Иван осторожно отодвинул её руку и поцеловал в щеку, грубо испорченную шрамом.
— Бедная ты моя девочка, простишь ли ты меня хоть когда-нибудь, Таня?
Она увидела его глаза близко-близко.
Первый раз на неё смотрели с таким участием и теплом.
Даже мамушка, когда всё случилось, голосила, что дочку покалечили и Танька ей теперь не помощница. И замуж не возьмёт никто, ни толку от неё нет, ни помощи!

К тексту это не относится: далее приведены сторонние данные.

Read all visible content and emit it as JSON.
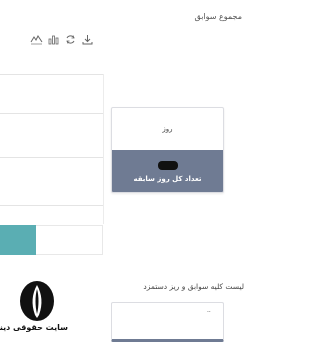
{
  "header": {
    "title": "مجموع سوابق"
  },
  "toolbar": {
    "icons": [
      "download-icon",
      "bar-chart-icon",
      "refresh-icon",
      "line-chart-icon"
    ]
  },
  "summary_card": {
    "unit": "روز",
    "label": "تعداد کل روز سابقه",
    "footer_color": "#6f7b93"
  },
  "list_section": {
    "title": "لیست کلیه سوابق و ریز دستمزد",
    "placeholder": ".."
  },
  "chart": {
    "bar_color": "#5aaeb3"
  },
  "watermark": {
    "text": "سایت حقوقی دینا"
  }
}
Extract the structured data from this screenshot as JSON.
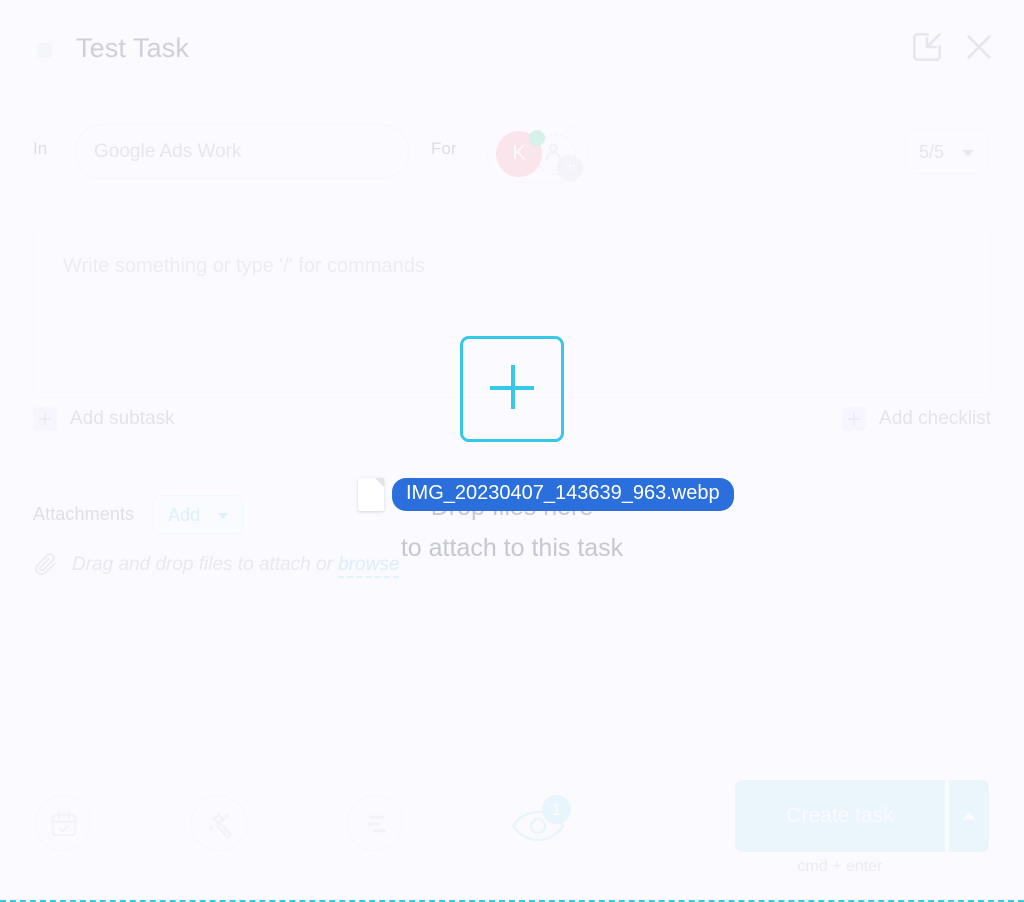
{
  "header": {
    "title": "Test Task",
    "checkbox_name": "task-complete-checkbox",
    "collapse_icon": "collapse-to-corner-icon",
    "close_icon": "close-icon"
  },
  "meta": {
    "in_label": "In",
    "project_value": "Google Ads Work",
    "for_label": "For",
    "assignee_initial": "K",
    "add_assignee_badge": "+",
    "points_value": "5/5"
  },
  "editor": {
    "placeholder": "Write something or type '/' for commands"
  },
  "subtask_row": {
    "add_subtask_label": "Add subtask",
    "add_checklist_label": "Add checklist"
  },
  "attachments": {
    "label": "Attachments",
    "add_button_label": "Add",
    "hint_prefix": "Drag and drop files to attach or ",
    "browse_label": "browse"
  },
  "drop_overlay": {
    "line1": "Drop files here",
    "line2": "to attach to this task",
    "plus_glyph": "+"
  },
  "drag_ghost": {
    "filename": "IMG_20230407_143639_963.webp"
  },
  "footer": {
    "tools": [
      {
        "name": "due-date-icon",
        "label": "Due date"
      },
      {
        "name": "magic-wand-icon",
        "label": "AI assist"
      },
      {
        "name": "priority-icon",
        "label": "Priority"
      },
      {
        "name": "watch-eye-icon",
        "label": "Watchers"
      }
    ],
    "watch_count": "1",
    "create_label": "Create task",
    "create_shortcut": "cmd + enter"
  },
  "colors": {
    "accent_cyan": "#35c8e8",
    "accent_cyan_soft": "#c6ecf5",
    "background": "#fafaff",
    "avatar_pink": "#f9b6bc",
    "online_green": "#7de0b5",
    "drag_pill_blue": "#2a6fdb"
  }
}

Мать жалела её конечно по-своему, но в её глазах не было ни тепла, ни участия. Только обида и досада, что именоо с её дочей такое случилось…
Потом Иван привел Таню в парикмахерскую.
Ей сделали взрослую прическу, она смотрела на себя в зеркало, и удивлялась, машинально прикрыв рукой шрам.
Иван это заметил, помрачнел, опять на себя разозлился, но взял себя в руки,
— Я обещаю, что буду тебя лечить, к лучшим врачам повезу. Ты молодая, залечим и не видно будет. И ногу тоже будем лечить, хоть и раньше надо было, да…
Он сжал кулак так, что вены на руке вздулись от напряжения.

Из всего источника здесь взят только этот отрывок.